En octobre 1990, un numéro spécial de Témoins témoigne de cette démarche: “Un dossier pour y voir clair sur l’accompagnement spirituel et la relation d’aide. Un dossier où pour dépasser les blocages, psychologie, psychothérapie, parole de Dieu et prière font bon ménage et conduisent vers la libération intérieure, la victoire de la Vie” (11).
En décembre 1996, un nouveau numéro spécial: “Foi et psychologie. Chemins de libération” (12) manifeste l’émergence de ce mouvement. Effectivement, dans la seconde moitié de la décennie, les pionniers de cette approche globale vont trouver une audience.
En 1997, le premier livre de Simone Pacot: “la guérison des profondeurs” (13) allie étroitement le donné biblique et les apports de la psychologie. Jacques et Claire Poujol fondent un dispositif pour le développement de la relation d’aide mettant en valeur les apports de la psychologie dans une perspective chrétienne. Leur action se traduit en livres, en formations et aujourd’hui dans un site internet www.relation-aide.com (14). Sous la direction de Denis Guillaume, les éditions Empreinte participent à cette action innovante en publiant des livres écrits en France ou à l’étranger. De nombreuses traductions enrichissent cet apport.

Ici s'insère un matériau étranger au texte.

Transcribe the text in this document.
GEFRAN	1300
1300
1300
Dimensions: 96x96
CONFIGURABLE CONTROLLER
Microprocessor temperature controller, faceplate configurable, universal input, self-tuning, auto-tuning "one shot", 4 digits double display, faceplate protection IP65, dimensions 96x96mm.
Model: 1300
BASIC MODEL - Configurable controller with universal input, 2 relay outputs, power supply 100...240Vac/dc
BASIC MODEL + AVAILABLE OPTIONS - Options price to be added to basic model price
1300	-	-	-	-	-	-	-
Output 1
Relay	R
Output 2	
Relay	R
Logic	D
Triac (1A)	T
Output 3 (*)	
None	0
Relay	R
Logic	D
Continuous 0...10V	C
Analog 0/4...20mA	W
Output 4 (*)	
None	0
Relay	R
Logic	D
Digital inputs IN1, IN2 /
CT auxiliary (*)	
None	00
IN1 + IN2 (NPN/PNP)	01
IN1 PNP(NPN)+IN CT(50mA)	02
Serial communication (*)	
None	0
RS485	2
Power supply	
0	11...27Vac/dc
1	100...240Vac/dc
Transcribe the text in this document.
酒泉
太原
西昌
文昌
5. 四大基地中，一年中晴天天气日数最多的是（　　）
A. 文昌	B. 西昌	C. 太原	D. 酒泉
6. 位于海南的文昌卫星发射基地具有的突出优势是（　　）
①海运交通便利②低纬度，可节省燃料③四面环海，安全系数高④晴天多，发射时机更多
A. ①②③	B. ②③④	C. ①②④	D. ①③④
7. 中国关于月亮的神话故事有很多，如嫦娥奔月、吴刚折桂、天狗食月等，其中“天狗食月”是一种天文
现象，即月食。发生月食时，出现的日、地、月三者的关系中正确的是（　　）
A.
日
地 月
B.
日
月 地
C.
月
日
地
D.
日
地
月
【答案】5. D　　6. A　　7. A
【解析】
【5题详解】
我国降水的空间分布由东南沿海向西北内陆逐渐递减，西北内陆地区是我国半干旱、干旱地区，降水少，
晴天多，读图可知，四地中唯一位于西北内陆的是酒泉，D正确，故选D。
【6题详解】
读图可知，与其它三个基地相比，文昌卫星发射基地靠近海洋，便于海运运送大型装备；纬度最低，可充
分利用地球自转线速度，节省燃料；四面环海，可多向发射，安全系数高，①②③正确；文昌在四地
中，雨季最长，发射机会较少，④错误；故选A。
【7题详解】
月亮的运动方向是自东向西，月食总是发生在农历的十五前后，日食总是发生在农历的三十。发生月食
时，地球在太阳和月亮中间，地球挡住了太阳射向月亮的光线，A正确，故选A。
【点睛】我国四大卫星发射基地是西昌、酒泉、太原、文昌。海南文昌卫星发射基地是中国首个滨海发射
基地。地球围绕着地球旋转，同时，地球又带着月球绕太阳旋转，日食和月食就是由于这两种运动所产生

Ainsi, à la fin de la décennie, Témoins n’a plus le rôle incitatif qu’il a pu exercer au début de cette période, mais il continue à avoir un rôle d’accompagnement significatif à travers le magazine. En effet, sous la responsabilité de Denis Guillaume, une rubrique: “foi et psychologie” apparaît au début de 1999 et elle sera suivie par une rubrique “développement personnel” dans la nouvelle formule du magazine à partir de l’année 2000. En France, Témoins est sans doute le seul périodique chrétien qui a rendu compte de ce mouvement d’une façon aussi large et régulière. Cette action reste encore innovante. Certes, il n’a plus aujourd’hui les sérieuses résistances que ce courant a pu rencontrer au départ dans le refus opposé par certains clercs à cette ouverture de la vie spirituelle à des champs nouveaux. Mais ce mouvement n’a pas encore pénétré dans certains milieux, bien que le champ balisé par les publications s’élargisse aujourd’hui. En ce sens, le regard de Témoins est toujours utile.
Chrétiens dans la société
Depuis sa création dans les années 70, une composante majeure de Témoins: le CAC est engagé dans la vie de la cité. Son président Pascal Colin a une activité militante au plan politique et, dans le cadre de l’association, il mène une action sociale très active.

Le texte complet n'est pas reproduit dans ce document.